深呼吸を一度、二度、三度。念を押して四度目の息を吐いた後、努めて冷静に、落ち着いて口を開く。
「すみません、取り乱しました」
「いえいえ、大丈夫です…………大丈夫ですか?」
「ええ、えぇ、大丈夫です」
熱が引けば、寒くなる。冷や汗が落ち着いて思考も落ち着いてきたライズは、まずは謝らなければと言葉を続ける。
「あの、他人の拠点に入った事はあったんですが、誰かを自分の拠点に招待した事がなかったもので、自動で迎撃システムが動くのではと焦ってしまいまして……色々すみませんでした」
「あー、そういう事だったんですね。でもまぁこの通り、何事もありませんでしたし気になさらないでください」
カグラの優しく綺麗な声に癒されながら、濁った気持ちが浄化される心地になるライズ。
気を抜けば崇拝の言葉を漏らしてしまいそうになるライズに、「でも……」とカグラが続けて訊ねた。

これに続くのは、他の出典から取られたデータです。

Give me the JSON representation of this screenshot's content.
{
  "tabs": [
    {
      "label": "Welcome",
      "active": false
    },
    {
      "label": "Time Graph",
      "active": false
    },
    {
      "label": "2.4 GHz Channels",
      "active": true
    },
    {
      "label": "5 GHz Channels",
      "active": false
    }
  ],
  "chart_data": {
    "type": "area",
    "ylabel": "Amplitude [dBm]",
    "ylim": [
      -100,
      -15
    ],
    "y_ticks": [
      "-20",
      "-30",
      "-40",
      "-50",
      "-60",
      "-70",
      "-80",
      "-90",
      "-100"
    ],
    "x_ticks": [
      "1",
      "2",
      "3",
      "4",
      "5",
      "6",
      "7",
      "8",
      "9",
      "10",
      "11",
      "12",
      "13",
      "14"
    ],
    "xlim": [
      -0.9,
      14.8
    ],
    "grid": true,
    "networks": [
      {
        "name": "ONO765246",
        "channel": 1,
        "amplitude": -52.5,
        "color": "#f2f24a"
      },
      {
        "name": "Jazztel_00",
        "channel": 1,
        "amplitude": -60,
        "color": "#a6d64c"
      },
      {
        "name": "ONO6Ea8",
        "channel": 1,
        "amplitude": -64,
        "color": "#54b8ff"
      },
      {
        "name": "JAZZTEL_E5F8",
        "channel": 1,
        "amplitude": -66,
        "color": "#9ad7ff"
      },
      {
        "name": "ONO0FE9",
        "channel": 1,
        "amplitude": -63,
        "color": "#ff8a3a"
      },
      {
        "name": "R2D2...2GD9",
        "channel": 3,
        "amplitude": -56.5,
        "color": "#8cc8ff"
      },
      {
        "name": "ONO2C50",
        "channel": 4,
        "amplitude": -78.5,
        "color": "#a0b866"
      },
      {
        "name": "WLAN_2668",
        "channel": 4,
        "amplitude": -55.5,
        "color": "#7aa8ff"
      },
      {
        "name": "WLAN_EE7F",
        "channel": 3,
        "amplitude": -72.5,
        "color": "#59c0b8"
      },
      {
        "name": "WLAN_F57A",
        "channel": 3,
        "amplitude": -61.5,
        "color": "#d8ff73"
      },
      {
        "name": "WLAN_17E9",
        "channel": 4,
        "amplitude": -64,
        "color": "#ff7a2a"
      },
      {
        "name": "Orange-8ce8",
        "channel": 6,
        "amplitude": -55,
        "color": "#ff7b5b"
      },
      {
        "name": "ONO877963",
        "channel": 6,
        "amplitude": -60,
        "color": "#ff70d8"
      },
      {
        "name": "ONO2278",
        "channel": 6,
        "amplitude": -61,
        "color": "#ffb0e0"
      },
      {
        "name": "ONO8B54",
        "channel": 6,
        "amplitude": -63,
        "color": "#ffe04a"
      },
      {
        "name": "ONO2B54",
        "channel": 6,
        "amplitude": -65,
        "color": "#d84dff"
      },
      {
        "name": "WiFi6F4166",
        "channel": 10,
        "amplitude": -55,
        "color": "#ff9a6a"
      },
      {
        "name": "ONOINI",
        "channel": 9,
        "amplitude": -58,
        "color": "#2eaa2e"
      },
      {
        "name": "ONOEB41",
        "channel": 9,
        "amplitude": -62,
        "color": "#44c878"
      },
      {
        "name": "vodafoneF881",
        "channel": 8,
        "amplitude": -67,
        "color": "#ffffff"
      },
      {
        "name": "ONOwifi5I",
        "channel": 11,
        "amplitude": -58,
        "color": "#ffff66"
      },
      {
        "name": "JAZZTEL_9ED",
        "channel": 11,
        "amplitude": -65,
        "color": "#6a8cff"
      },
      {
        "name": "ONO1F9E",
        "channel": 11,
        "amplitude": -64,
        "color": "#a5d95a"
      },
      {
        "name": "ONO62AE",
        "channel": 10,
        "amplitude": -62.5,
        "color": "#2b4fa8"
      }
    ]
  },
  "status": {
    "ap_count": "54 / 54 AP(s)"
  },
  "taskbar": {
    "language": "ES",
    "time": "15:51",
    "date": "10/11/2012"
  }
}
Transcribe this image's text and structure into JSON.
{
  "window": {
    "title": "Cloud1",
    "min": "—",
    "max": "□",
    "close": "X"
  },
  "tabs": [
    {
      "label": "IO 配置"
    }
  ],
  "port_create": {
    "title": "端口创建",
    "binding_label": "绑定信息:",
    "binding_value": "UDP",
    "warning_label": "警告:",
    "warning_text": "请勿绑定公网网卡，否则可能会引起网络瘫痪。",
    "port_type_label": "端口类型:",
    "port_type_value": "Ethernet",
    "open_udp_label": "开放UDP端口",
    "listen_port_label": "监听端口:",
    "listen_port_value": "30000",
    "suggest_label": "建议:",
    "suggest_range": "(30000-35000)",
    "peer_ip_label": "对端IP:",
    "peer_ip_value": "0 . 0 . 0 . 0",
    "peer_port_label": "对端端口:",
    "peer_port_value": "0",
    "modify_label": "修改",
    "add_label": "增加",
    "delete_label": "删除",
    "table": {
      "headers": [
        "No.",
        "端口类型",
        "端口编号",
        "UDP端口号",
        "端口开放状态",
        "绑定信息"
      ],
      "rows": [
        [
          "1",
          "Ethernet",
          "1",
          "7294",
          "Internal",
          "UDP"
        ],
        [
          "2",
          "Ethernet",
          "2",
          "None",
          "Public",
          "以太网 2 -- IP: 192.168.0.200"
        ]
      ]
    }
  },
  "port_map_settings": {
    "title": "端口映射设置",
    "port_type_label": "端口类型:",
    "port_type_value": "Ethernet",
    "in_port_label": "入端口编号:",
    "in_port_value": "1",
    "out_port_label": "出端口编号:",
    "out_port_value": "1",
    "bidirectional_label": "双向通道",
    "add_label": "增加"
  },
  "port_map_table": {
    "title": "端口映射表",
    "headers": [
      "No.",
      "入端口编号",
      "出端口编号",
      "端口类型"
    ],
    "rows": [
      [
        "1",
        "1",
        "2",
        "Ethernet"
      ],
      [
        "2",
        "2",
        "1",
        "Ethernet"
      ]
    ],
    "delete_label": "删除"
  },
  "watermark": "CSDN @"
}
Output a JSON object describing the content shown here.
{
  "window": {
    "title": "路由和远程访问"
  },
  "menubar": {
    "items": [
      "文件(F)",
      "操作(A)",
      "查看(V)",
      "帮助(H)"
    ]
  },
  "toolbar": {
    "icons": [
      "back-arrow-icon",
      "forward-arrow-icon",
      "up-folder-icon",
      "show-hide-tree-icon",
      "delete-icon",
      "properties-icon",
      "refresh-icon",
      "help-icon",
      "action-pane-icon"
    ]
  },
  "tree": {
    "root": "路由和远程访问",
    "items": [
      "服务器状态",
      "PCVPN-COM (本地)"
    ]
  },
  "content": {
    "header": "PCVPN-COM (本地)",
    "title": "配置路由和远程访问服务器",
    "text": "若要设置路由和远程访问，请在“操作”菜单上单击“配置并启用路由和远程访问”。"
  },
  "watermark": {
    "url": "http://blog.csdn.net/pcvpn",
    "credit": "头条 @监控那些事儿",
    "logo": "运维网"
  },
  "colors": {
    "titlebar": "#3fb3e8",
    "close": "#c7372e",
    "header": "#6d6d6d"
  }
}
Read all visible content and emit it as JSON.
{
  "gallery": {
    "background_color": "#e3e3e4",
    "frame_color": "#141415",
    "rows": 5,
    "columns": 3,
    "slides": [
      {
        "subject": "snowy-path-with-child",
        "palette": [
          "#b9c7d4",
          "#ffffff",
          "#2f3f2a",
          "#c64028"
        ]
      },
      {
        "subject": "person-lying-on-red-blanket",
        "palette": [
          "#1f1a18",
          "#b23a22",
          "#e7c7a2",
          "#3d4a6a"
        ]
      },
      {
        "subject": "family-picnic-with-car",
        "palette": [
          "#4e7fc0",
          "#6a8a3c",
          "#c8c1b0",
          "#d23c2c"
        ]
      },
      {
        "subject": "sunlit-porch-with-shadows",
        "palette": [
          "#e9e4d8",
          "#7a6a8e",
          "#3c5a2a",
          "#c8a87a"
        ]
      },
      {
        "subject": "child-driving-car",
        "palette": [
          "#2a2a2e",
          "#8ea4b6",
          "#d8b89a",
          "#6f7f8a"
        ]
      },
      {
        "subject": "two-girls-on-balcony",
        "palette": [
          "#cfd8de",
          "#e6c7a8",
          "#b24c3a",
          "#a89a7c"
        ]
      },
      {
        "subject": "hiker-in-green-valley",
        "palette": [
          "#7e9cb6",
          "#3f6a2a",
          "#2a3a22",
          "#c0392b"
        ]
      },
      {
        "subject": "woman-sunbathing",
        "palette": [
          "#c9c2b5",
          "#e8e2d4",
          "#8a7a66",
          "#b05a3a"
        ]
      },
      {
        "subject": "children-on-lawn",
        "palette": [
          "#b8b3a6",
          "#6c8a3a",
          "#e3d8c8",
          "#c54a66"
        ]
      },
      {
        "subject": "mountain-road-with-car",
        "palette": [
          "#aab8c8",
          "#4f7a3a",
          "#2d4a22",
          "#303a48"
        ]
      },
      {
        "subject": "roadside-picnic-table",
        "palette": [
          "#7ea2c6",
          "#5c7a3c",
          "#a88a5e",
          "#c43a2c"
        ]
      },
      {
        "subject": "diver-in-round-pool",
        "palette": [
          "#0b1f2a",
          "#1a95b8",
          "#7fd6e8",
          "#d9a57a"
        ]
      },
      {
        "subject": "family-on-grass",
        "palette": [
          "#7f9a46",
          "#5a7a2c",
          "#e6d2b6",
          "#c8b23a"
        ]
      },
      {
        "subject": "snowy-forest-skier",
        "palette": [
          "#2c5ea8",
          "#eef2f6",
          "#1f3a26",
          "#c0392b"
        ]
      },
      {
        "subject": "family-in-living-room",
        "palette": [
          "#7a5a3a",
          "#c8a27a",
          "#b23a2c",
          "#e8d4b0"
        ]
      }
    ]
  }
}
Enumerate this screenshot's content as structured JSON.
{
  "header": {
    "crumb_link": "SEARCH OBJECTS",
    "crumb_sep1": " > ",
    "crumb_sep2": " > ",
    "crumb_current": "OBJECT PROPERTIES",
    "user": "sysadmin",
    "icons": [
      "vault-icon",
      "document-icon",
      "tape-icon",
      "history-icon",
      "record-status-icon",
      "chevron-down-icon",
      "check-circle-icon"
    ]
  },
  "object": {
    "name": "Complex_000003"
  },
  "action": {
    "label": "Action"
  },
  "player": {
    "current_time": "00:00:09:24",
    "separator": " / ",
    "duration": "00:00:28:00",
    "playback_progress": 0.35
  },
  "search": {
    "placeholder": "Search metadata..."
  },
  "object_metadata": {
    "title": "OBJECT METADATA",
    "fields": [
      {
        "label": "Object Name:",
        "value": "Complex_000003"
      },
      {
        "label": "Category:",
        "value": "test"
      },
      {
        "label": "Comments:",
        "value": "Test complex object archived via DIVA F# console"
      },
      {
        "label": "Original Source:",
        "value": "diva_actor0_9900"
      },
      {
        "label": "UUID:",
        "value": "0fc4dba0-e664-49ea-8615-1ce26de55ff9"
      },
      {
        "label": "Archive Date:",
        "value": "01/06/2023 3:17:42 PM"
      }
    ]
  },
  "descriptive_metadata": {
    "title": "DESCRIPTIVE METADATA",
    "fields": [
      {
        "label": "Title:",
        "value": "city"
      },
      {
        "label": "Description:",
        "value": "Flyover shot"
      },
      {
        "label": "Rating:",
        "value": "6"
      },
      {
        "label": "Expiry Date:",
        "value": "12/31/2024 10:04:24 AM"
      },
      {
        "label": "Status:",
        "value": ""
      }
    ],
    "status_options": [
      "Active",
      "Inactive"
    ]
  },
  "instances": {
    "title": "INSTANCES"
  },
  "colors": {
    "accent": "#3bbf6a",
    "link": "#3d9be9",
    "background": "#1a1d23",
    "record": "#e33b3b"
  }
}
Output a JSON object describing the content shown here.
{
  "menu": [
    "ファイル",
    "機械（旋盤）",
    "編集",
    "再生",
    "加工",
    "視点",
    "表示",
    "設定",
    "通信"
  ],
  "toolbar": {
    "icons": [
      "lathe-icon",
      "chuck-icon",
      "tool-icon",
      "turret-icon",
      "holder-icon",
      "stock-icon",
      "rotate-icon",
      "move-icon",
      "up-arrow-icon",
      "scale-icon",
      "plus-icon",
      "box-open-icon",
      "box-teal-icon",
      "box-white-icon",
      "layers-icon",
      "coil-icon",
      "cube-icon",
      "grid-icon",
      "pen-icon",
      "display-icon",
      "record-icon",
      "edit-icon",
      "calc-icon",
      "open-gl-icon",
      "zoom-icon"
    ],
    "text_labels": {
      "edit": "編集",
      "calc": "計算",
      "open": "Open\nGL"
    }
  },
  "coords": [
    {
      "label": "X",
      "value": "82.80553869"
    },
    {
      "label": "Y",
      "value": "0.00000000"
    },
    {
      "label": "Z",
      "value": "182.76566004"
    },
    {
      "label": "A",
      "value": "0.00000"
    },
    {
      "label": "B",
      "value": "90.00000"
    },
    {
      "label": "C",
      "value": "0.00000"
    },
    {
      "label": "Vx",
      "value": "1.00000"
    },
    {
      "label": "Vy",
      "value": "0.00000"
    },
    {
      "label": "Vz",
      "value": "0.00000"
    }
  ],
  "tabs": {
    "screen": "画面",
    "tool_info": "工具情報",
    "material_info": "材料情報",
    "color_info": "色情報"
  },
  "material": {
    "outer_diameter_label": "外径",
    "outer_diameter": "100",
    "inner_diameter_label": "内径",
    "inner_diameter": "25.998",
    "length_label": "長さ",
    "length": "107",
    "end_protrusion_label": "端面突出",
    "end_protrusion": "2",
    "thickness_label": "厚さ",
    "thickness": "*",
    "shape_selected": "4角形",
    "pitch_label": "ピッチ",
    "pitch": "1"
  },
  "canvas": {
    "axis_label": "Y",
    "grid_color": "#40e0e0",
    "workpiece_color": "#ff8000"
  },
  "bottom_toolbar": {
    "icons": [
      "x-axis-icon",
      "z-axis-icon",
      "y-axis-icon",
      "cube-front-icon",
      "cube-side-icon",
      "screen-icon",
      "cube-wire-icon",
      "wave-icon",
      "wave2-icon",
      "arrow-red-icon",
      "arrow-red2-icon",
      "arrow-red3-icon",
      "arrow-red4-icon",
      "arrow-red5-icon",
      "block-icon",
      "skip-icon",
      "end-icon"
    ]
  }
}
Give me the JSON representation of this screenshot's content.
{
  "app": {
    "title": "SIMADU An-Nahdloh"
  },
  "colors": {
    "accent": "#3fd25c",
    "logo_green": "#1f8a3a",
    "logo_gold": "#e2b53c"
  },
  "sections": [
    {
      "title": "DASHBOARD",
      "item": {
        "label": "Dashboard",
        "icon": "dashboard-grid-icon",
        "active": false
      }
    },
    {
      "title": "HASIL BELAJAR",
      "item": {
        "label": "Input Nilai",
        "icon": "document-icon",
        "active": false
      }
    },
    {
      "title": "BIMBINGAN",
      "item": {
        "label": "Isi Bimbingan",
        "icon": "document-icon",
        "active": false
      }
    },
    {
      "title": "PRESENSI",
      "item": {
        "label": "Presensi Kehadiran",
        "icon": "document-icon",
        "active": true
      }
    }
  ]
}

「それにしても随分と慌てていた様に感じたんですけど、何かありましたか?」
記憶の奥底に隠しておこうとした秘密を的確に突いてきた質問に、喉を詰まらせる。
なんと答えるべきか。しどろもどろになりつつも、偽る意味など無かろうと素直に自白する。
「えと……さっきまで何もしないで、ぼーっと待ってるだけでして……その間に招待の事とか、調べておけば……よかったかなぁと、気付いたといいますか……」
反応は無い。……否、僅かに息を吸い込む音が長く聞こえる。
一拍。完全に音が無くなり、聞こえるのはゲームの中の環境音のみ。
「…………あぁ、、、」
その声は、すぐそこから聞こえているはずなのに、どこか遠くにいる様な……しかして得も言われぬ共感に似た何かが滲む声色に感じられた。